The Pros and Cons of Integrated Magnetics

In a majority of switched-mode power electronics systems, inductors and transformers are the key contributors to the overall size, weight, and volume. In order to optimize such systems, magnetic integration is a solution where two or more magnetic elements are combined into a single structure. 

It is imperative to consider proper phasing of windings and appropriate placement of the air gap so that core material can be considerably reduced [1]. We learned the concept of integrated magnetics, nuances of design, and how it serves as a building block for several power electronic systems in the previous articles. Come read on to analyze the benefits it has to offer and the areas of application where this is effective.

 

Benefits Analysis: Advantages and Disadvantages

It is known that operating at a higher frequency like a few tens of kHz can lead to the use of lighter and more compact magnetic devices as compared to operation at line frequency. However, even in this case, the magnetic devices can account for about half of the size of the entire switching converter system. Thus, circuit designers are always looking collectively at the system components that can be optimized as in Figure 1 [2] and tend to focus on magnetics due to the following advantages.

 

Figure 1. System components under the review of the circuit designer

 

Increasing Operating Frequency

Increasing the operating frequency further can theoretically make the system smaller, but has its disadvantages. High operating frequency also translates to higher core losses and lower flux density. Thus, a better option would be to go with integrating multiple magnetic components into a single device essentially known as an integrated magnetics structure.

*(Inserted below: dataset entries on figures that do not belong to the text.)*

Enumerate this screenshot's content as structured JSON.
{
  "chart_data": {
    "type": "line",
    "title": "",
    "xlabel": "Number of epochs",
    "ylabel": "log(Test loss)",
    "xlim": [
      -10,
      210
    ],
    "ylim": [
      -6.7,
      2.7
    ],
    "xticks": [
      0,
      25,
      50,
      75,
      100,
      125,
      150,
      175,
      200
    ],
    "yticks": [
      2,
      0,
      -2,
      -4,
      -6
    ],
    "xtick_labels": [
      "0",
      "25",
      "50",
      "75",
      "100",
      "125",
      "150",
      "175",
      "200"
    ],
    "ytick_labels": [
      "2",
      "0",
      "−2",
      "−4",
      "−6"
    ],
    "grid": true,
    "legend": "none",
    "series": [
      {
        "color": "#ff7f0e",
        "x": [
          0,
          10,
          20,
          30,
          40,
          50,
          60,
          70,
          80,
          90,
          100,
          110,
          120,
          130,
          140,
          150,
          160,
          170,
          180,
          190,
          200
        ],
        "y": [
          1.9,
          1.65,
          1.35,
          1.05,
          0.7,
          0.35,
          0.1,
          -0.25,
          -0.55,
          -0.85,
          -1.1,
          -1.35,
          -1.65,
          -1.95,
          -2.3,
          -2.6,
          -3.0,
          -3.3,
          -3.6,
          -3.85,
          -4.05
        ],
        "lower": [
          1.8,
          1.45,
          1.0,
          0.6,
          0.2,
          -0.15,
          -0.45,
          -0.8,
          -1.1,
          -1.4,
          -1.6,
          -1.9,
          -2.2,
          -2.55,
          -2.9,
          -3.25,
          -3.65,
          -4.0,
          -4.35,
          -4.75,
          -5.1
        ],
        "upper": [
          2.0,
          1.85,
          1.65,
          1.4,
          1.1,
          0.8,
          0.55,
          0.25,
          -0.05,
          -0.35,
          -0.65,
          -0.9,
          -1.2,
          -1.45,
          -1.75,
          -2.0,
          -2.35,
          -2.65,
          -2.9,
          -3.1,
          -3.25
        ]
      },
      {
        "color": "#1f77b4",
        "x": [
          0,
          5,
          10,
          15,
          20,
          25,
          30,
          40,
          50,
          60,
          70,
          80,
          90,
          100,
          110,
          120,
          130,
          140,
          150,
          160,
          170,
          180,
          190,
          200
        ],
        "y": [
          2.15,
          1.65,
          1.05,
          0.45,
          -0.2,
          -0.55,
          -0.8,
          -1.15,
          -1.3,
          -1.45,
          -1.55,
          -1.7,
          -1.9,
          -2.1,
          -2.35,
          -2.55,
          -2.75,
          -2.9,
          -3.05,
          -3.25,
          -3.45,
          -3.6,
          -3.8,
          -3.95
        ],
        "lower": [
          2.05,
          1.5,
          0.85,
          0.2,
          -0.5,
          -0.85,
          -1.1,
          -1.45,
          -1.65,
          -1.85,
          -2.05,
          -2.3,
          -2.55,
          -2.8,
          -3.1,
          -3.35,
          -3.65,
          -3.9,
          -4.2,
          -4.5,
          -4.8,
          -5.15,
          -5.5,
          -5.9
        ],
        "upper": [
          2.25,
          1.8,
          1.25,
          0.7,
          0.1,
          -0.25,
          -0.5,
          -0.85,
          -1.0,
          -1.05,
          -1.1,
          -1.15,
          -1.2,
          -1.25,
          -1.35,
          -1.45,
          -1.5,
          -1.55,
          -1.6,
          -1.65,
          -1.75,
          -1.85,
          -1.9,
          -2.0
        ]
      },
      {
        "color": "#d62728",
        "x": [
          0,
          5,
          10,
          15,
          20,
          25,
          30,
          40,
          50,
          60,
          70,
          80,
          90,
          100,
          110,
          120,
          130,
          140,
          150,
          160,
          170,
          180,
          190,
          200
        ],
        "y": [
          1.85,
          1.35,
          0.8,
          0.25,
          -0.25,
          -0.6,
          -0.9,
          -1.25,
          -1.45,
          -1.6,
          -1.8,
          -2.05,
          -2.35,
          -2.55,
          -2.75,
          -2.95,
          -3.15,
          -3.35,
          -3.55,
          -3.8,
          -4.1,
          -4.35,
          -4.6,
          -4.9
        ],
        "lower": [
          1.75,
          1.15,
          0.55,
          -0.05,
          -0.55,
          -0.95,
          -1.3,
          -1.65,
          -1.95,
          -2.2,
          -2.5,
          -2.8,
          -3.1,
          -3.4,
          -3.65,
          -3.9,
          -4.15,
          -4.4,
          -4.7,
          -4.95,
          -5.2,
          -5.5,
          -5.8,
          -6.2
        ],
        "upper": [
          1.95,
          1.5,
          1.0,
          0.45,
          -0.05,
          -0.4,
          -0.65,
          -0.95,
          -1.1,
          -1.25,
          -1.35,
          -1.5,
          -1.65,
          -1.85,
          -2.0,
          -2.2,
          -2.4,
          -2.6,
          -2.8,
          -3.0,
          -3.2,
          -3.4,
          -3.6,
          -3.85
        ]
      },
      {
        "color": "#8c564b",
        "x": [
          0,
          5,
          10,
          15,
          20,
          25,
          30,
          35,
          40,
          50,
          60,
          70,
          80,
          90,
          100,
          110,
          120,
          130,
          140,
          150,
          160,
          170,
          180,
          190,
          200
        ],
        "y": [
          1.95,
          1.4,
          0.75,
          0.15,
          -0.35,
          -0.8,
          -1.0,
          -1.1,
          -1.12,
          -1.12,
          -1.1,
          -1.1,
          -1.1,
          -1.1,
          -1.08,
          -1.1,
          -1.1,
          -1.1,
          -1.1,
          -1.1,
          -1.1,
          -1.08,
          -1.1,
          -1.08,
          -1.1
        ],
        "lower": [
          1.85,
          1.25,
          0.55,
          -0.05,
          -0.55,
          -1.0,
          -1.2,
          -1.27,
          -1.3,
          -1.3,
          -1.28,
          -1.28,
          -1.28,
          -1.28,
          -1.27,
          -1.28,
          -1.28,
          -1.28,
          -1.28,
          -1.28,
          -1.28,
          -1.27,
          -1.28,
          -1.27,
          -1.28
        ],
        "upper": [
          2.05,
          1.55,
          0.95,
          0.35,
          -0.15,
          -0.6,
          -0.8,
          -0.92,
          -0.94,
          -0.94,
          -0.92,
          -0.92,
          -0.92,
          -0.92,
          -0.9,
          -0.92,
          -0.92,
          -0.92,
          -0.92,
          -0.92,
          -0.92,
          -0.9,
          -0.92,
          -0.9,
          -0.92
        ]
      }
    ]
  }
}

The integrated magnetics variant provides buck and boost capabilities along with inherent input and output current filtering. It reduces the internal energy storage, improves the dynamic performance, and facilitates desirable operation at relatively high frequency. The coupling of inductors reduces the overall size of the system along with the advantage of eliminating current ripple in one of the windings. Controlled coupling between the magnetic components helps facilitate specific functions [2]. 

 

Performance and Size Improvements

The use of an integrated magnetic structure promises performance improvement along with a reduction in size and weight. A central magnetic branch can be removed in this case due to zero total flux resulting from fluxes in the opposite direction. This translates to a smaller and lighter structure with comparatively lower core loss while maintaining the copper loss value and the energy storage capability. This further aids in efficiency improvement due to reduced core losses along with high-density systems, managing thermal issues, and managing space. 

Also, if two cores are stacked together with the same number of turns wound on them, the value of inductance, core loss, and energy storage capability in them will be the same as that in a series configuration of two separate inductors. But there is a significant reduction in the length of the copper wire wound, leading to a reduction in weight and copper loss. This further improves the overall efficiency along with making the system compact. 

Ripple steering technique, the ability to reduce the inductor ripple current to essentially zero, can be employed to reduce the size of the filter capacitor using the winding leakage inductance [3]. This further facilitates the use of gaps in the outer legs to achieve the ripple-free behavior. Electromagnetic interference (EMI) is reduced significantly as the shorter traces lead to a reduction in the amount of area that radiates leading to less antenna effect. Since the layout is more organized, the shield required is smaller. Also, the lower resistance in the shorter traces leads to reduced heat emission thus improving operational efficiency. 

 

Applications Where Integrated Magnetics are Effective

In most of the forward topology converters, transformers are used for the transfer of energy and isolation while the inductors facilitate energy storage. Even though these elements perform different functions, they can still be integrated into a single structure either in a side-by-side or a top-to-bottom configuration. It is applicable for any power rating where size is critical, ideal with planar transformers, and design reconfiguration is not necessary as the platform is standardized. Typically, integrated magnetic structures are ideal for use in topologies within the range of 50 W to 200 W.

The other topologies that gracefully employ the integrated magnetic structure include basic converters like a modified buck converter for zero output ripple, boost derived converter, integrated magnetic isolated boost converter, forward converter, coupled-inductor quasi-square wave converter, and variants of conventional Ćuk converter. 

Advanced topologies such as multi-output buck-derived quasi-square wave converters, push-pull version of integrated magnetic forward converters, single-ended Weinberg converters, Severns converters, Hughes converters, dual converters, and multi-mode converters also benefit from the integrated magnetic structure [4].

 

Key References

1. Majid Dadafshar and John Gallagher, ‘Exploiting Integrated Planar Magnetics’, Power Electronics Magazine, 2005.
2. Yim-Shu Lee, Leung-Pong Wong, and D. K. Cheng. “Simulation and design of integrated magnetics for power converters” in IEEE Transactions on Magnetics 39.2 (2003), pp. 1008–1018.
3. S. S. Nag, S. Mishra, and A. Joshi. “A Passive Filter Building Block for Input or Output Current Ripple Cancellation in a Power Converter” in IEEE Journal of Emerging and Selected Topics in Power Electronics 4.2 (2016), pp. 564–575.
4. Rudolf P.Severns and Gordon E.Bloom, Modern DC-to-DC switch-mode power converter circuits, 1985.